Die Bürgerinitiative Oslebshausen und das Friedensforum wollen stattdessen das komplette Areal an der Reitbrake zur Kriegsgräberstätte erklären. Sie stützen sich auf ein Gutachten des Völkerrechtlers Robert Heinsch von der niederländischen Universität Leiden. Kennen Sie den Inhalt?
Ja, ich habe mir das angesehen. Aber völkerrechtlich könnte die Umbettung von der Reitbrake nach Osterholz ja nur ein Problem sein, wenn die betroffenen Staaten dagegen Einspruch erheben, also die russische Föderation und die Ukraine. Da sind wir aber im engen Austausch mit den diplomatischen Vertretungen. Ich gehe deshalb davon aus, dass wir Einvernehmen erzielen. Zumal die Nazis den Bestattungsort an der Reitbrake ja, um es mal vorsichtig zu sagen, nicht nach Repräsentativität und würdigem Gedenken ausgesucht haben.

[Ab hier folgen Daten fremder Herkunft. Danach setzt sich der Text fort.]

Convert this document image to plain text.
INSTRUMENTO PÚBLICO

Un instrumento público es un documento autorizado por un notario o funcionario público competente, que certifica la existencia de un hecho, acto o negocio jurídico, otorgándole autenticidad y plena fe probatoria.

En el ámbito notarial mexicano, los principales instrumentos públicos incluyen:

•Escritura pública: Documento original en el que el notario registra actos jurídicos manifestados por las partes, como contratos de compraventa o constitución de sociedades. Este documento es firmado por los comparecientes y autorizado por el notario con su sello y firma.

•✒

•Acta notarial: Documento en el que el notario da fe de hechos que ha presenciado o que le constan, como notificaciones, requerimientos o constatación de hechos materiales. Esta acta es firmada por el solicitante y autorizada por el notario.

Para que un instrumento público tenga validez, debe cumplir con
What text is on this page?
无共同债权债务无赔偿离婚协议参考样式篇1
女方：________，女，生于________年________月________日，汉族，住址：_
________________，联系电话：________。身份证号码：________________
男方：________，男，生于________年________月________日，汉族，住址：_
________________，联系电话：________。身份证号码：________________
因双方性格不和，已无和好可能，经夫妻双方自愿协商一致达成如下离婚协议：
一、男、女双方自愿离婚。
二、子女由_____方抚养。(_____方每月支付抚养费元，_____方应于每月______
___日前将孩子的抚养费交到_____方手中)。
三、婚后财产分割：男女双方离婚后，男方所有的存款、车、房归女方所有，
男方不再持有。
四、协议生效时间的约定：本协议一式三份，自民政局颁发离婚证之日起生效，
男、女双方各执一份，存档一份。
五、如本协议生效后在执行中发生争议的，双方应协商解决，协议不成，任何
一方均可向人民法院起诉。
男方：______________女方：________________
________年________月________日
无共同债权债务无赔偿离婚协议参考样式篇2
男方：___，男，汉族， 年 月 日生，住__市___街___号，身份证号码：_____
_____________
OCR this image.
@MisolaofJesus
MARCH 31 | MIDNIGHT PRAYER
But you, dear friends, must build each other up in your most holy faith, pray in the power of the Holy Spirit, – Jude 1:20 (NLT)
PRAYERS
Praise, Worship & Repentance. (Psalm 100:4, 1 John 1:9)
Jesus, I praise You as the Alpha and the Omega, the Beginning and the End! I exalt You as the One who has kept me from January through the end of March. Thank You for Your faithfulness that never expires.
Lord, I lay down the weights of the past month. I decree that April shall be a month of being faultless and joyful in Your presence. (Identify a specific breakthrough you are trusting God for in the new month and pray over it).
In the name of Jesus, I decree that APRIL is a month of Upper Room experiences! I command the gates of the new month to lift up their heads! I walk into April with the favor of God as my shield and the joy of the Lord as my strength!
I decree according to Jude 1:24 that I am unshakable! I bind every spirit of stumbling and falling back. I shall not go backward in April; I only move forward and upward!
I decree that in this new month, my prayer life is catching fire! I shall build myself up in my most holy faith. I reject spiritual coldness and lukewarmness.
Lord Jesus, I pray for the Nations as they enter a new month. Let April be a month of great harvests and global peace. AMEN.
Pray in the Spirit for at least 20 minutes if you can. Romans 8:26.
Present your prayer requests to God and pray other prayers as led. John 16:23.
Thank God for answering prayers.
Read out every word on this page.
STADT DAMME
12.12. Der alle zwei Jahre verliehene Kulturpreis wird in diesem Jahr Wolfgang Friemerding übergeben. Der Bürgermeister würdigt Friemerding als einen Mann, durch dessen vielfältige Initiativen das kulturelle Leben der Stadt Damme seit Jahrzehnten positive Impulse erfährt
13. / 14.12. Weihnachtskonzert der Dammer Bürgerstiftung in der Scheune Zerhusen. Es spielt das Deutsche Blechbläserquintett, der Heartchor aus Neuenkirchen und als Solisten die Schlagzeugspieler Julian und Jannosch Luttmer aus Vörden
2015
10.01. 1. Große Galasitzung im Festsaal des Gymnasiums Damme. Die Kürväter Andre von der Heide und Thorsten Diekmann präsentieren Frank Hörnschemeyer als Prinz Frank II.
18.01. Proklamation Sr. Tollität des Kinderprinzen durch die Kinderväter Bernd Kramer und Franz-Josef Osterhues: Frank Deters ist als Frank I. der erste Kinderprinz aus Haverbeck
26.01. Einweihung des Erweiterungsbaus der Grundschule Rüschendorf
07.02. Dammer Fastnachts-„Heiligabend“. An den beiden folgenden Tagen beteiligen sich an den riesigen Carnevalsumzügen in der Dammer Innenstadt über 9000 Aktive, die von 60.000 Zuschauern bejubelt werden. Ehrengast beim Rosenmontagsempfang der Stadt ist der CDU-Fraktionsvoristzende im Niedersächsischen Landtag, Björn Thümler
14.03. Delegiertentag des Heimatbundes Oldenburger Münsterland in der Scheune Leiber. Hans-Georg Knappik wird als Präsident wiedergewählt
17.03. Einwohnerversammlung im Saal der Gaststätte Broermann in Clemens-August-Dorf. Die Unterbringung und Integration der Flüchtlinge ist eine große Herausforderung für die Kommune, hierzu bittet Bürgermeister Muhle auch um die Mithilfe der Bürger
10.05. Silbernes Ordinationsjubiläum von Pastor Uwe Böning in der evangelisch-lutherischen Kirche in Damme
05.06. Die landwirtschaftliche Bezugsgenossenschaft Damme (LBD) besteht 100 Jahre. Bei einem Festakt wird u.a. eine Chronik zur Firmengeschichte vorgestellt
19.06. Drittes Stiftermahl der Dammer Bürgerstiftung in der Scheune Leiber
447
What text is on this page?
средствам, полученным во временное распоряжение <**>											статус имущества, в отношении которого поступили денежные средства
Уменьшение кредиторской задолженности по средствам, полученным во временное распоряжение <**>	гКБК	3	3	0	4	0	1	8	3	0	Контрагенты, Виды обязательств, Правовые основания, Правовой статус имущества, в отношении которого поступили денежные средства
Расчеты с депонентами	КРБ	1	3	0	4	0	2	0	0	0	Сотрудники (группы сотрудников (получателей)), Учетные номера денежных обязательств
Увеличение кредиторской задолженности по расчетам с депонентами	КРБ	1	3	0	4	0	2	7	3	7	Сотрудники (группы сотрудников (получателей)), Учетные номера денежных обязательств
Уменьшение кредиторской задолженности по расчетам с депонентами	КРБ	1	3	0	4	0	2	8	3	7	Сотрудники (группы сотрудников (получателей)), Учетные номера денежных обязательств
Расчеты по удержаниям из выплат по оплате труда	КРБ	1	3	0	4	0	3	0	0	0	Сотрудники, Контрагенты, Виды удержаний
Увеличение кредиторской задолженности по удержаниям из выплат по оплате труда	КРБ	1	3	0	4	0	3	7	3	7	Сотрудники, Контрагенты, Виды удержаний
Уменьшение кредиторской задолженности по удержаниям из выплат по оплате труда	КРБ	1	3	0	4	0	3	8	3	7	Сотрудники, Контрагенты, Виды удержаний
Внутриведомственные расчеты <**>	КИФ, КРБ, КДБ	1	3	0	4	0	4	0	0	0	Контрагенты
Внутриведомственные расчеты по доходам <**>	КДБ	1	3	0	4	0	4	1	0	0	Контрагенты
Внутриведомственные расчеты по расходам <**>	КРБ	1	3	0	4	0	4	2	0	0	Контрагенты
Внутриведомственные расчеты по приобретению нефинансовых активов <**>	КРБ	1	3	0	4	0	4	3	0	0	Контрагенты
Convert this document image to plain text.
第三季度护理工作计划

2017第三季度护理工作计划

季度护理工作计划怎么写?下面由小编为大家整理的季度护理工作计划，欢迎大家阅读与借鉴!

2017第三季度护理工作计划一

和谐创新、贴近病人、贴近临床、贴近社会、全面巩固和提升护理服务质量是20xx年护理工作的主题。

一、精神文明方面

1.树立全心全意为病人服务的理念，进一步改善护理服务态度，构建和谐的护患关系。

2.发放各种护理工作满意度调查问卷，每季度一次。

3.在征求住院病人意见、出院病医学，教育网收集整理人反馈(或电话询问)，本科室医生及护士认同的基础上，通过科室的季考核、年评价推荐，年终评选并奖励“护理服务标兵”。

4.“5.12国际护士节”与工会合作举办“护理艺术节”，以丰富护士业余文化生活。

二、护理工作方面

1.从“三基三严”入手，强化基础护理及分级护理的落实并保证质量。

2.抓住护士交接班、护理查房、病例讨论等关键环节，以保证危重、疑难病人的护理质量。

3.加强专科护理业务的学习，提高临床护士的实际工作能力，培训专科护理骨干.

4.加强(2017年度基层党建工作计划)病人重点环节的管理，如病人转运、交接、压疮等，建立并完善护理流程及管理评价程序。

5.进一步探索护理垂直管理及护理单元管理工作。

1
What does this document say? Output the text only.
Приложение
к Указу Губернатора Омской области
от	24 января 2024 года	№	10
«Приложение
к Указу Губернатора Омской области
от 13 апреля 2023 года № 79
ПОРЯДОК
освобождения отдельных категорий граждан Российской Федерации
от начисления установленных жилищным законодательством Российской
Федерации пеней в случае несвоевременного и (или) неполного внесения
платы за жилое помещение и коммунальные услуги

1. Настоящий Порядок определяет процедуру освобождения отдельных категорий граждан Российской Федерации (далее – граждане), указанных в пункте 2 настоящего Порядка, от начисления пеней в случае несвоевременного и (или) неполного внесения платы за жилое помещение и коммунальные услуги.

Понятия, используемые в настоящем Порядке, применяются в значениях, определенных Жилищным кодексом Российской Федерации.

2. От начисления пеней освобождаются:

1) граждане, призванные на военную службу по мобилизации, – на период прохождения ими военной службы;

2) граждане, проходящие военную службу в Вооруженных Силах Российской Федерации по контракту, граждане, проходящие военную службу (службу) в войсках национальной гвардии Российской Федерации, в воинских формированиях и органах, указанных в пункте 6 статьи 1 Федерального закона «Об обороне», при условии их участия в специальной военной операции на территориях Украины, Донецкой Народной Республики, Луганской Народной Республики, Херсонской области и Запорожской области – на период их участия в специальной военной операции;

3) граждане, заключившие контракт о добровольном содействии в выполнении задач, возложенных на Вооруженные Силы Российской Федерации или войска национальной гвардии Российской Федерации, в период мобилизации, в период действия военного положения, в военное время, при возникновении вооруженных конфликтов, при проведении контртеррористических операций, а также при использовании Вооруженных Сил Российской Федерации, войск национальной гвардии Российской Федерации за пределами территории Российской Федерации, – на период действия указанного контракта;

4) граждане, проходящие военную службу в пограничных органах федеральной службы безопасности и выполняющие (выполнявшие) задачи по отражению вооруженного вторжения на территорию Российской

Es geht an der Reitbrake noch um 280 bis 300 dort begrabene Zwangsarbeiter. Wie realistisch ist es, bei den aktuellen Grabungen sämtliche sterblichen Überreste zu bergen?
Die Grabungen werden mit der allergrößten Sorgfalt fortgeführt und wir hoffen, dass wir den größten Teil der Knochen finden. Aber noch mal: Bisher gab es rund 2000 Einzelfunde von Knochen und Erkennungsmarken, aber keine zusammenhängenden Skelette.
Die Bremer Linke, Ihr Koalitionspartner, will den von Ihnen skizzierten Weg aber nicht mitgehen.
Ich kann mir nicht wirklich vorstellen, dass die Linke die gefundenen sterblichen Überreste wieder an der Reitbrake, also quasi in einem Gewerbegebiet, verscharren will – und auch nicht, dass sie etwas gegen einen neuen Gedenkort in Osterholz an den Vernichtungskrieg im Osten hat.
Geht es bei dem Konflikt ausschließlich um den angemessenen Umgang mit NS-Opfern?
Mir geht es um ein möglichst würdevolles Gedenken. Ich finde, dass das nicht mit anderen Fragen vermischt werden darf.
Etwa, ob man die Bahnwerkstatt eher an der "Oldenburger Kurve" baut?
Ich hoffe sehr, dass niemand diese Diskussion instrumentalisiert, um eine bestimmte Bebauung zu verhindern.
Wie geht es jetzt politisch und juristisch weiter?
Ich werde das Projekt weiter vorantreiben und die notwendigen Beschlüsse dazu im Senat einholen. Und, soweit zur Finanzierung erforderlich, natürlich auch in der Bürgerschaft.
Das Gespräch führte Joerg Helge Wagner.